The board’s compensation committee is led by Monica C. Lozano, chairman of U.S. Hispanic Media Inc., a Spanish-language publisher. Payouts for Moynihan, who was named chairman in October, and other senior leaders may ultimately change because some awards are in restricted stock linked to the firm’s future performance.

Bank of America’s shares rose 15 percent last year, beating the 13 percent advance for the 85-company Standard & Poor’s 500 Financials Index.

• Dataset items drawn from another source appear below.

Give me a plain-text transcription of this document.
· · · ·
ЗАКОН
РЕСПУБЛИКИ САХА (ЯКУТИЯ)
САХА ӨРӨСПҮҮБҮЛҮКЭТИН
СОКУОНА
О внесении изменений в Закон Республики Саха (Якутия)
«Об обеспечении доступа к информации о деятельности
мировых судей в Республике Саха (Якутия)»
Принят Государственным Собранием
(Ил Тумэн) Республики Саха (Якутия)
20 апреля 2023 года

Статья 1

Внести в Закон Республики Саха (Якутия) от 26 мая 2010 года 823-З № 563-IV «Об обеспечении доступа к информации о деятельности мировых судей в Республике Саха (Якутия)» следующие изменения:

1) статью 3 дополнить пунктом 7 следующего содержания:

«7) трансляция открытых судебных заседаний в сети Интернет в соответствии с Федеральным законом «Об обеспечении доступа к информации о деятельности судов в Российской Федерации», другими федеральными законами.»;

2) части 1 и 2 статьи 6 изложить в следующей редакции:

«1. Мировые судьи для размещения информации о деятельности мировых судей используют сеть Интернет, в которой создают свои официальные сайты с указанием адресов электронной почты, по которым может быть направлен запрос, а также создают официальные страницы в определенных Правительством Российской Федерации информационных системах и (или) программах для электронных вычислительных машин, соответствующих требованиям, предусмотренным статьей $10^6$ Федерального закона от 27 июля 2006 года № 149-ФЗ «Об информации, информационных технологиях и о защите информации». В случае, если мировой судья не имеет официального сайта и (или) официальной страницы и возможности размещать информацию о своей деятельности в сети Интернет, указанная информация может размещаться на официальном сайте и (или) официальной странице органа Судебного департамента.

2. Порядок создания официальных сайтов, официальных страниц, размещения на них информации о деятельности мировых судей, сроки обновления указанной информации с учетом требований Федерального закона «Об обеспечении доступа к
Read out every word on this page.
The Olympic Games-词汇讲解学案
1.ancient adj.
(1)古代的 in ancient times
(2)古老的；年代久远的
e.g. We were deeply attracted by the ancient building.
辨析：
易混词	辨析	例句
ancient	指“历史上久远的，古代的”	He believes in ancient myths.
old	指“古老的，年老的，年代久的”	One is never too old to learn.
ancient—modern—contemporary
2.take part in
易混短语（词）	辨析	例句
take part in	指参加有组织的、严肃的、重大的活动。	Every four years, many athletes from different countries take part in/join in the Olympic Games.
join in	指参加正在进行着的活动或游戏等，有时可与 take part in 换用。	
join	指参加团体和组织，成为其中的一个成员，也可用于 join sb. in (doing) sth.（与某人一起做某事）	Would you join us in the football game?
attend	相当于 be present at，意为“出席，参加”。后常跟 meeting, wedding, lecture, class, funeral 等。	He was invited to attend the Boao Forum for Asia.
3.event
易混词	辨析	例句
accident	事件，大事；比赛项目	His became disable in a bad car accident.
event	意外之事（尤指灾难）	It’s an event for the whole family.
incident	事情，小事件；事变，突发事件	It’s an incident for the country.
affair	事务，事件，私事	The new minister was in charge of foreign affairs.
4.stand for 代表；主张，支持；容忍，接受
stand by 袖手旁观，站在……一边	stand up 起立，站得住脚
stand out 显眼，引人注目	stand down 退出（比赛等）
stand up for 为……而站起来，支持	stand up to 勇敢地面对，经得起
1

Figures disclosed so far suggest Moynihan will continue to be out-earned by Montag, who runs the firm’s investment-banking and trading businesses. Montag has been paid more than his boss for four straight years, receiving $15.5 million a year ago.

There was no raise last month for JPMorgan Chase & Co. Chairman and CEO Jamie Dimon, whose pay had almost doubled to $20 million a year earlier. Instead, the board included a $7.4 million cash bonus in his package, his first such reward since 2011.

Goldman Sachs Group Inc. also boosted the cash portion of Chairman and CEO Lloyd C. Blankfein’s bonus. That component, $7.33 million, accounted for a third of the bonus in his $24 million package this time, up from 30 percent. The bank hasn’t yet said whether he’s getting a long-term incentive that amounted to $6 million last year.

Gaining power

Morgan Stanley’s board included a $4.44 million stock bonus in James Gorman’s package for last year, a 13 percent cut as the firm gives employees a greater portion of their pay in cash. The bank will disclose his cash bonus and long-term incentives later this year.

Moynihan, an Ohio-born lawyer who rose through the ranks at FleetBoston Financial Corp. before Bank of America bought it, outlasted other executives in late 2009 as talks fell apart with CEO candidates from firms including Bank of New York Mellon Corp. He gained the chairman title after spending much of his time as CEO, and more than $70 billion, dealing with the fallout from his predecessor’s acquisitions of Merrill Lynch & Co. and Countrywide Financial Corp. Bank of America is now the nation’s second-biggest bank by assets.

Moynihan won Federal Reserve approval in August to boost the company’s dividend to 5 cents a share, from the token 1-cent payout it had in place since 2009. A proposed increase earlier last year was postponed because the lender mistakenly inflated capital levels by $4 billion.

Montag got $7.8 million in stock for 2014, compared with $8.7 million for the previous year. Thompson got $5.9 million, down from $6.7 million in 2013. Their total pay, which has included cash bonuses in the past, typically isn’t disclosed until an annual proxy filing later this year.